Çocuklar annelerine babalarına, ‘‘Bana bisiklet al!’’ diye ağlardı ya; bizim ailede durum bunun tam tersiydi.
Annem, çocukluğum boyunca bana çeşitli renk ve boyutta bisikletler gösterip ‘‘Alayım mı oğlum sana bisiklet?’’ demiş, hatta birkaç tanesini de almıştır.
Ben hiçbirine binmedim. Bunda ilk denememde kafamı iki yerinden birden yarmamın da etkisi olabilir tabii.
Ama ailemin beni mobilize hale getirmek için çabaları sonuç vermedi.
Ben bunu bir aile geleneğine dönüştürmek uğruna, ilerki dönemde otomobil kullanmayı da öğrenmedim.
Bir kere -hem de Boğaz yolunda- denedim, gayet basit bir şey. Ama otomobil kullanmak nedense beni hiç ama hiç ilgilendirmedi.
Hah, konu dağılıyor, bisikletin hikayesini anlatacaktım.
Bisiklet de bana ait değil. Bir arkadaşım, bırakıp İngiltere'ye gitti. (Bu arada, şimdi yazarken fark ediyorum, benim eve hafiften bir depo muamelesi yapılıyor galiba)
Bana bırakıldığı günden beri kullanılmamış bir bisikletin zincirinin nasıl çıktığını açıklayamam tabii.

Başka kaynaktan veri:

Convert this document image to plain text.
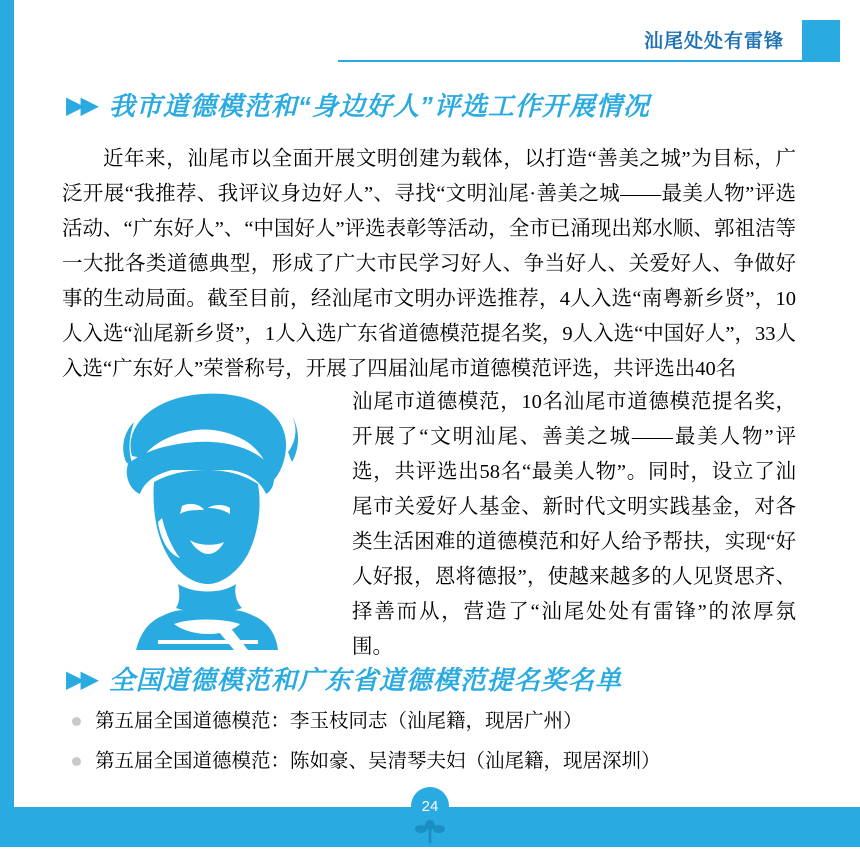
汕尾处处有雷锋
▶▶ 我市道德模范和“身边好人”评选工作开展情况
近年来，汕尾市以全面开展文明创建为载体，以打造“善美之城”为目标，广泛开展“我推荐、我评议身边好人”、寻找“文明汕尾·善美之城——最美人物”评选活动、“广东好人”、“中国好人”评选表彰等活动，全市已涌现出郑水顺、郭祖洁等一大批各类道德典型，形成了广大市民学习好人、争当好人、关爱好人、争做好事的生动局面。截至目前，经汕尾市文明办评选推荐，4人入选“南粤新乡贤”，10人入选“汕尾新乡贤”，1人入选广东省道德模范提名奖，9人入选“中国好人”，33人入选“广东好人”荣誉称号，开展了四届汕尾市道德模范评选，共评选出40名
汕尾市道德模范，10名汕尾市道德模范提名奖，开展了“文明汕尾、善美之城——最美人物”评选，共评选出58名“最美人物”。同时，设立了汕尾市关爱好人基金、新时代文明实践基金，对各类生活困难的道德模范和好人给予帮扶，实现“好人好报，恩将德报”，使越来越多的人见贤思齐、择善而从，营造了“汕尾处处有雷锋”的浓厚氛围。
▶▶ 全国道德模范和广东省道德模范提名奖名单
第五届全国道德模范：李玉枝同志（汕尾籍，现居广州）
第五届全国道德模范：陈如豪、吴清琴夫妇（汕尾籍，现居深圳）
24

Hani eve gelen kadının böyle bir ‘‘Güllü tribi’’ olsa, nerede sürecek meredi. Ev pedal basmaya müsait değil.
* * *
Bu bisikletin yanında, benim müdahale etmeye ürktüğüm tuhaf bir öbek duruyor.
Uzaktan bakınca Ağrı Dağı'nın çekmiş haline benzeyen bu öbeği önce bir müddet tetkik ettim.
Ardından da ‘‘Ya Allah Ya Gaffar, Ya Settar Ya Allah’’ çekip, kafadan işe giriştim.
Neler çıktığını tam olarak sıralayamayacağım.
Bu listeyi daha sonra, ‘‘Tüketim Toplumu Kurbanı Bir Adamın Lüzumsuz Objeleri’’ başlığı altında kitaplaştırmayı düşünüyorum.
Artık, yo-yo mu istersiniz, çeşitli kentlerden alınmış sallayınca içinde kar yağıyormuş efekti veren zımbırtılar mı hepsi var.
En son bir Lenin posteri çıkınca şak diye düşüp bayılıyordum.
Sonra hatırladım, Moskova'ya giderken bir arkadaşım sipariş vermişti.
Yani es kaza evi polis bassa, götürecek Terörle Mücadele'ye, koyacak önüme posteri, çağıracak arkadaşları, fotoğrafımı çektirecek.
Öbeğin kuzeybatısının, yani mutfağın bulunduğu yöne bakan kısmının yamaçlarında bir hareketlenme gördüm.
Bir grup fotoğraf, çığ gibi yere indi. Aldım fotoğrafları ve incelemeye başladım.
Sosyoloji biliminin seyrini derinden etkileyebilecek bu fotoğrafların çoğu 1980'lerin ilk yarısında çekilmiş.
Ben ve bizim çocuklar.
Kendi kendime ‘‘Aman tanrım! Neler yapmışız kendimize’’ dedim.
Ekibin görüntüsü hakikaten çok fena. O döneme göre illa ki çok şıkız, ama bugün o kıyafetle sadece TRT için çekilen komedi dizilerinde oynayabiliriz.
Zımbalı kot... Olur mu böyle fena bir şey!
Siz bu satırları okurken benim mücadelem sürüyordu.
Hem zaten yazıyı bitirmenin vakti de geldi, haydi görüşmek üzereeee.